LLMs use a type of machine learning called deep learning. Deep learning models can essentially train themselves to recognize distinctions without human intervention, although some human fine-tuning is typically necessary.
Deep learning uses probability in order to "learn." For instance, in the sentence "The quick brown fox jumped over the lazy dog," the letters "e" and "o" are the most common, appearing four times each. From this, a deep learning model could conclude (correctly) that these characters are among the most likely to appear in English-language text.
Realistically, a deep learning model cannot actually conclude anything from a single sentence. But after analyzing trillions of sentences, it could learn enough to predict how to logically finish an incomplete sentence, or even generate its own sentences.
In order to enable this type of deep learning, LLMs are built on neural networks.

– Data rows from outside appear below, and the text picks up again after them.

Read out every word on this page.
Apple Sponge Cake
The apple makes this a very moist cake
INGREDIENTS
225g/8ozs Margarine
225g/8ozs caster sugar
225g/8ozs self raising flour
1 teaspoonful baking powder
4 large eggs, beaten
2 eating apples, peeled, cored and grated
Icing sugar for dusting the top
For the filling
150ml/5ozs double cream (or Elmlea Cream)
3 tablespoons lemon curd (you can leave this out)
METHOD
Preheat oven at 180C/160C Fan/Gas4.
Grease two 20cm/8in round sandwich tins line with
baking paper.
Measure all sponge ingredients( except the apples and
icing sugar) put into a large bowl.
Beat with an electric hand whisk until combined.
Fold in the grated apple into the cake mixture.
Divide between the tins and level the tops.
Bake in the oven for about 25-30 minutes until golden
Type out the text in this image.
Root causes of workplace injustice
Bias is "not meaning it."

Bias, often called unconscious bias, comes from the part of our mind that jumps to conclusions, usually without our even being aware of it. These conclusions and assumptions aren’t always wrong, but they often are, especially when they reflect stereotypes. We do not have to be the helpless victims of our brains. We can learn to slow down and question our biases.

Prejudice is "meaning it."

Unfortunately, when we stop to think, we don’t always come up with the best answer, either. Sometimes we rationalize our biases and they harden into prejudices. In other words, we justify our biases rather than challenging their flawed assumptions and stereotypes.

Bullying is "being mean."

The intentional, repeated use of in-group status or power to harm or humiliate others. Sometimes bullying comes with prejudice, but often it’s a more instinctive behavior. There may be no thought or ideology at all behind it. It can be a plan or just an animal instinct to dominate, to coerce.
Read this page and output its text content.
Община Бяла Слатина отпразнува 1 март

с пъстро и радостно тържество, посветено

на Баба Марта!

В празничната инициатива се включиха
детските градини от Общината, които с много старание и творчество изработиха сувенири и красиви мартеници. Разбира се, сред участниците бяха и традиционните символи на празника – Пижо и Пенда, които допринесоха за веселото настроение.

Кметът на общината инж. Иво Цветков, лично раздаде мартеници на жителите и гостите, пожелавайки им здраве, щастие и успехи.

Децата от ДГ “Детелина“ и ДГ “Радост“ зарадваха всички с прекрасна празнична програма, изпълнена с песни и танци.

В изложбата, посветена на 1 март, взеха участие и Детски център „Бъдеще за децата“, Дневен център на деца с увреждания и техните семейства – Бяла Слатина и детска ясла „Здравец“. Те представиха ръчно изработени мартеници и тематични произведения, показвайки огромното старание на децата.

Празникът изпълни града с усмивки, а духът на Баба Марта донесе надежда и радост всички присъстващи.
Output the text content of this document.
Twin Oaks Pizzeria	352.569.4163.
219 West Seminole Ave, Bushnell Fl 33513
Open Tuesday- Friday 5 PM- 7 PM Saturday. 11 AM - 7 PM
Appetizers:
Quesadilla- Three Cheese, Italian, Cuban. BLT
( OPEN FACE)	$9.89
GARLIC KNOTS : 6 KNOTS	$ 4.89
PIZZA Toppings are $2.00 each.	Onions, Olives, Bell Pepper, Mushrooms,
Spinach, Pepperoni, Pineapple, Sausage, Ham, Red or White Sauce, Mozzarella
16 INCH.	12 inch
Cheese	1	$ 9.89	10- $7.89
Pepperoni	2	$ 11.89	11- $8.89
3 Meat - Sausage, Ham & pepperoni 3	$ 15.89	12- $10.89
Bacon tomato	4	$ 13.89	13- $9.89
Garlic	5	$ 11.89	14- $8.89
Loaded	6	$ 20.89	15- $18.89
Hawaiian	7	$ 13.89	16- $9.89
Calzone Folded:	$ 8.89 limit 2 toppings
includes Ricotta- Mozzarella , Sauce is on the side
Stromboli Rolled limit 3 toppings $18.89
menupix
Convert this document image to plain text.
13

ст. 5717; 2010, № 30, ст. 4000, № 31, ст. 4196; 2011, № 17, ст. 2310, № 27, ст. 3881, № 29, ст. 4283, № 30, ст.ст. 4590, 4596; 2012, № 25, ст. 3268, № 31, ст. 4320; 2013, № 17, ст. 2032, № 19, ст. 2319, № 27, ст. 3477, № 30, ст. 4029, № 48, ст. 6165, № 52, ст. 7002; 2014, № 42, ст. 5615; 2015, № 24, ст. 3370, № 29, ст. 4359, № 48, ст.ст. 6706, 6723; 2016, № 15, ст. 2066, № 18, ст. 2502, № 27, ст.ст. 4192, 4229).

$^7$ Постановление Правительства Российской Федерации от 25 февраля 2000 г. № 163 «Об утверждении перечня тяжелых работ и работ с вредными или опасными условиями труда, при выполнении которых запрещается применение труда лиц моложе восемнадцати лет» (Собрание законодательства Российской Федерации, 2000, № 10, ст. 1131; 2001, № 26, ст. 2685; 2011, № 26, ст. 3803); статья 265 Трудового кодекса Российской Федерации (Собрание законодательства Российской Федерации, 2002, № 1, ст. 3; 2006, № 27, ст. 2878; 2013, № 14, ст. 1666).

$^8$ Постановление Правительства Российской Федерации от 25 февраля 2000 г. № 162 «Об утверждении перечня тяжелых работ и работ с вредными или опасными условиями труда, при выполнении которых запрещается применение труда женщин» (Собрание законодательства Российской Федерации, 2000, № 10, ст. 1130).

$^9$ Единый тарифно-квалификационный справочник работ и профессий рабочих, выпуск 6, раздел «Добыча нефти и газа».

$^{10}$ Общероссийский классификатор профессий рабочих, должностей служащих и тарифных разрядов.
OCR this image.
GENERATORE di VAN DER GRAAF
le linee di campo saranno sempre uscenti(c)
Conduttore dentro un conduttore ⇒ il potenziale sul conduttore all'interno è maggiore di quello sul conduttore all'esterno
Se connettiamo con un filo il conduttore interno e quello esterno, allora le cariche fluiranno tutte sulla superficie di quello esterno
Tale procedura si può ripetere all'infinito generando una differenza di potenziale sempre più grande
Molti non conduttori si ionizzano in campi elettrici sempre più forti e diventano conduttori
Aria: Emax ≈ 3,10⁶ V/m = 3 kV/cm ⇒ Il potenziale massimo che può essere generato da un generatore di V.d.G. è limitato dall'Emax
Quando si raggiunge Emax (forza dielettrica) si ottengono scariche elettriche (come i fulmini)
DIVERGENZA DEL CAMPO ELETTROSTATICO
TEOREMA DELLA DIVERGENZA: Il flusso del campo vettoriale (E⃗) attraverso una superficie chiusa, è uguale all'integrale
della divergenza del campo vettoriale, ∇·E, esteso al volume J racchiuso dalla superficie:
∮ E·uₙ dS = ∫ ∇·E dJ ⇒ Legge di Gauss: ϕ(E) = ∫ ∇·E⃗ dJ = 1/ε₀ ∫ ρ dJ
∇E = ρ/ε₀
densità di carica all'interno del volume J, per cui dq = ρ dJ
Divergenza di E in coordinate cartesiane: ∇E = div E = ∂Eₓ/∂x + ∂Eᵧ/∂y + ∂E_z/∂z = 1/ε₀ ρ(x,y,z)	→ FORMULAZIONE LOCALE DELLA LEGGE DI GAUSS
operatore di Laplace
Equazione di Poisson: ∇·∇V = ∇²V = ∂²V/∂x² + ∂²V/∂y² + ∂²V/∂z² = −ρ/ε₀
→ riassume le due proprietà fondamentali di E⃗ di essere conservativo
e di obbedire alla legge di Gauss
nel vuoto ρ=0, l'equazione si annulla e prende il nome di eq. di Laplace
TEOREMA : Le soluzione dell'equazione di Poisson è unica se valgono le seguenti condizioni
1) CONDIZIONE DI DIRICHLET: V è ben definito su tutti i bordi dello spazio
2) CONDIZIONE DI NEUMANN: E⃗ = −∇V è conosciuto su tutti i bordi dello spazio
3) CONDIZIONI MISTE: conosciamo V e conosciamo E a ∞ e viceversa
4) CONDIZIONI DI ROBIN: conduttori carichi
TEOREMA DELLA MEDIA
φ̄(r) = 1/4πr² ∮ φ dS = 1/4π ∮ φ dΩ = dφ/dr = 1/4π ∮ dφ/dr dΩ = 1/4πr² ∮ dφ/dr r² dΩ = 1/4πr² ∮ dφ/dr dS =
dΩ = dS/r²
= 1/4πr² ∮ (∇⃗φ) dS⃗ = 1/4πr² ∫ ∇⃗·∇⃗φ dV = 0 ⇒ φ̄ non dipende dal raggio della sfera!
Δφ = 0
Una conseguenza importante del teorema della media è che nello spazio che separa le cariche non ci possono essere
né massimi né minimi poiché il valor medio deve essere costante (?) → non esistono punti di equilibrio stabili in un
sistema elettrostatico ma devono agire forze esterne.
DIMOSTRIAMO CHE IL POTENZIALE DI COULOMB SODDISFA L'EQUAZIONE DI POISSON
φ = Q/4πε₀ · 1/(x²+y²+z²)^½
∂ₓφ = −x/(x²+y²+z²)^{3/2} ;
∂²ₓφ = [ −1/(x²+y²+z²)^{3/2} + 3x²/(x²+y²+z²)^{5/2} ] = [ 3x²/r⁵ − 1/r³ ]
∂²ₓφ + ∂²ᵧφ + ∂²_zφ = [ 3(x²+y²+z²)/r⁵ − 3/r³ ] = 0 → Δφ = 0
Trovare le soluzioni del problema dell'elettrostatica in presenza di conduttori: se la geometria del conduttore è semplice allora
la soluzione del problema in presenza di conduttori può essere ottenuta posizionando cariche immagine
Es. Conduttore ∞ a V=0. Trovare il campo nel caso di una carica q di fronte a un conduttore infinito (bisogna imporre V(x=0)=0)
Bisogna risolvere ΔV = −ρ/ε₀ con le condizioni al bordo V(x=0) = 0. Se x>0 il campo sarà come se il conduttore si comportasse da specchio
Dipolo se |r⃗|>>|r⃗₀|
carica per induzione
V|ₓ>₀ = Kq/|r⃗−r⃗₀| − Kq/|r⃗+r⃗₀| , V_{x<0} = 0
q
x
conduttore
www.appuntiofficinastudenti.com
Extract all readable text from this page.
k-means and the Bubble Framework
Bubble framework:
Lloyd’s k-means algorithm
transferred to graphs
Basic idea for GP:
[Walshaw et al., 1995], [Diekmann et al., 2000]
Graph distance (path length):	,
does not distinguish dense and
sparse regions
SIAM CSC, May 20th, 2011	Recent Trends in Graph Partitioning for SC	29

Just as the human brain is constructed of neurons that connect and send signals to each other, an artificial neural network (typically shortened to "neural network") is constructed of network nodes that connect with each other. They are composed of several "layers”: an input layer, an output layer, and one or more layers in between. The layers only pass information to each other if their own outputs cross a certain threshold.
The specific kind of neural networks used for LLMs are called transformer models. Transformer models are able to learn context — especially important for human language, which is highly context-dependent. Transformer models use a mathematical technique called self-attention to detect subtle ways that elements in a sequence relate to each other. This makes them better at understanding context than other types of machine learning. It enables them to understand, for instance, how the end of a sentence connects to the beginning, and how the sentences in a paragraph relate to each other.
This enables LLMs to interpret human language, even when that language is vague or poorly defined, arranged in combinations they have not encountered before, or contextualized in new ways. On some level they "understand" semantics in that they can associate words and concepts by their meaning, having seen them grouped together in that way millions or billions of times.